Si tu prévois un plus long road trip espagnol vers le sud, ne manque surtout pas la splendide Andalousie. Lis notre article rempli de conseils sur ce qu’il faut voir à Cordoue, ou laisse-toi séduire par l’Alhambra dans notre guide de Grenade. Pour les amoureux du nord et de la grande gastronomie, nous proposons enfin des conseils sur ce qu’il ne faut pas rater à Saint-Sébastien, au Pays basque, et dans la voisine Bilbao.

Foire aux questions

Un seul jour suffit-il pour visiter la ville ?

Oui, Ségovie est assez compacte et vous pourrez tranquillement découvrir tous les principaux monuments comme l’aqueduc, la cathédrale et l’Alcázar en une journée complète. Cependant, si vous souhaitez profiter de l’atmosphère du soir, visiter les musées sans vous presser et ajouter une excursion au palais de La Granja, je vous recommande de passer la nuit et de consacrer deux jours complets à la région.

Quel est le meilleur moyen de venir depuis Madrid ?

L’option la plus rapide et la plus confortable est de prendre les trains à grande vitesse AVE ou Avant, qui partent de la gare madrilène de Chamartín. Le trajet ne dure que 28 minutes et grâce à la libéralisation du marché ferroviaire, vous trouverez des billets à des prix très avantageux. Attention toutefois, la gare de Segovia-Guiomar se trouve légèrement en dehors de la ville, vous devrez donc prendre le bus local numéro 11 pour rejoindre le centre historique.

La ville est-elle adaptée aux familles avec enfants ?

Absolument. La visite de l’immense aqueduc et du château de conte de fées enchantera à coup sûr les enfants. Gardez toutefois à l’esprit que le centre historique est pavé de galets, avec des escaliers et des ruelles assez pentues. Se déplacer avec une poussette classique peut s’avérer assez difficile, il est donc bien préférable d’opter pour un porte-bébé ergonomique pour les plus petits.

Qu’est-ce que le fameux cochinillo ?

Il s’agit d’une spécialité locale traditionnelle, plus précisément un cochon de lait rôti très jeune. La viande est cuite dans des fours à bois spéciaux et est réputée pour sa tendreté extrême. Dans de nombreux établissements traditionnels, les serveurs le découpent en démonstration avec le bord d’une simple assiette pour prouver aux clients qu’aucun couteau n’est nécessaire.

Où puis-je me garer si je viens en voiture ?

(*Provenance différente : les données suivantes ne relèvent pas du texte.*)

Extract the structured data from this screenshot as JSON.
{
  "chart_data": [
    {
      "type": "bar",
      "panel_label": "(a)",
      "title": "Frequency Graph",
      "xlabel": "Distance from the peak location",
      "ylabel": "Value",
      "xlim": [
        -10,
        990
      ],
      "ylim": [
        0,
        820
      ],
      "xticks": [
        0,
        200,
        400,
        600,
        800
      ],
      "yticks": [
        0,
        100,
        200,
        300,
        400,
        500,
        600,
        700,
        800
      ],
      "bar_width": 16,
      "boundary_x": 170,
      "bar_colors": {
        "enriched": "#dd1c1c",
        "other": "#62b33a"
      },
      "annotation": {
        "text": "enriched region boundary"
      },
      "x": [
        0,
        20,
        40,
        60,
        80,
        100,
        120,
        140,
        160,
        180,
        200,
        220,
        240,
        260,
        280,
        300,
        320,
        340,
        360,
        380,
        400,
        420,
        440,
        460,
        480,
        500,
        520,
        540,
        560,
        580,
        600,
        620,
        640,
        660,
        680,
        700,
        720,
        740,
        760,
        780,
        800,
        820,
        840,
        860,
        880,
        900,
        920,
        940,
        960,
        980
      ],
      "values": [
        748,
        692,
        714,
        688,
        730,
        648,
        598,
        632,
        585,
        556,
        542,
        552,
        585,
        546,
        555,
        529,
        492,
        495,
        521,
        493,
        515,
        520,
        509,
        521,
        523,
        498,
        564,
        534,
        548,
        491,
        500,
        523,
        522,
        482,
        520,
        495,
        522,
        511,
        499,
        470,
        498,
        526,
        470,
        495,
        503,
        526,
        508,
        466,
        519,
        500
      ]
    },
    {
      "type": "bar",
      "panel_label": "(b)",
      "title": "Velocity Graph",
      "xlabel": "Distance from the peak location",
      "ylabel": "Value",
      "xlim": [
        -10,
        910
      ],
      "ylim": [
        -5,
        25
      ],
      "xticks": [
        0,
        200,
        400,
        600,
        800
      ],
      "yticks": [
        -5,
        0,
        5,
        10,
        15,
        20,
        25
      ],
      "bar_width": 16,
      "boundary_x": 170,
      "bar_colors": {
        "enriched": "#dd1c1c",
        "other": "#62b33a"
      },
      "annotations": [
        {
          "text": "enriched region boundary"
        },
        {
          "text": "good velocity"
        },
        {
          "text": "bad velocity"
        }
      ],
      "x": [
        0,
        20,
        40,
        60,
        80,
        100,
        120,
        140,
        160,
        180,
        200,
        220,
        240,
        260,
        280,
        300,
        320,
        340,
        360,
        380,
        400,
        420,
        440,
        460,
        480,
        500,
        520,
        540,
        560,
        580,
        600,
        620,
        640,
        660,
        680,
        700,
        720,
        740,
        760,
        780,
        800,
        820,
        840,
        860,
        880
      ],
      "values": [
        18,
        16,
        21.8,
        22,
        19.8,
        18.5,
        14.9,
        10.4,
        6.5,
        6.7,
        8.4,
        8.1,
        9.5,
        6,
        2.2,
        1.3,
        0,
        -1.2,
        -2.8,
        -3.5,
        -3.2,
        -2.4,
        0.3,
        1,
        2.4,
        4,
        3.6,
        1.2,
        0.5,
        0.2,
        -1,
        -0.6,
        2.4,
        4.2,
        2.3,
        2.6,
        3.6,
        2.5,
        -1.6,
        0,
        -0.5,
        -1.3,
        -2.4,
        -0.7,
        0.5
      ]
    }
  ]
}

Le stationnement dans le centre historique est très compliqué et soumis à des règles strictes de zones à faibles émissions (ZBE). Les véhicules étrangers doivent s’enregistrer au préalable selon une procédure complexe et risquent de lourdes amendes par caméras automatiques. Le mieux est de garer votre voiture au grand parking souterrain Parking Acueducto, situé juste à la limite de la vieille ville et offrant un accès parfait.

Dois-je acheter les billets à l’avance ?

Je le recommande vivement, surtout pendant les mois d’été et les week-ends. Les billets pour l’Alcázar sont souvent épuisés dès le matin et les files d’attente aux caisses peuvent être vraiment longues. Il en va de même pour les visites guidées spéciales de la tour de la cathédrale, qui ont une capacité très limitée. En achetant en ligne, vous économiserez beaucoup de temps précieux.

L’eau du robinet est-elle potable ?

Oui, l’eau du robinet est parfaitement sûre, potable et de très bonne qualité dans la ville. De plus, selon une loi espagnole récente, tous les restaurants et bars doivent proposer gratuitement de l’eau du robinet à leurs clients. Il suffit de demander un « vaso de agua del grifo » lors de votre commande et vous soulagerez agréablement votre budget de voyage.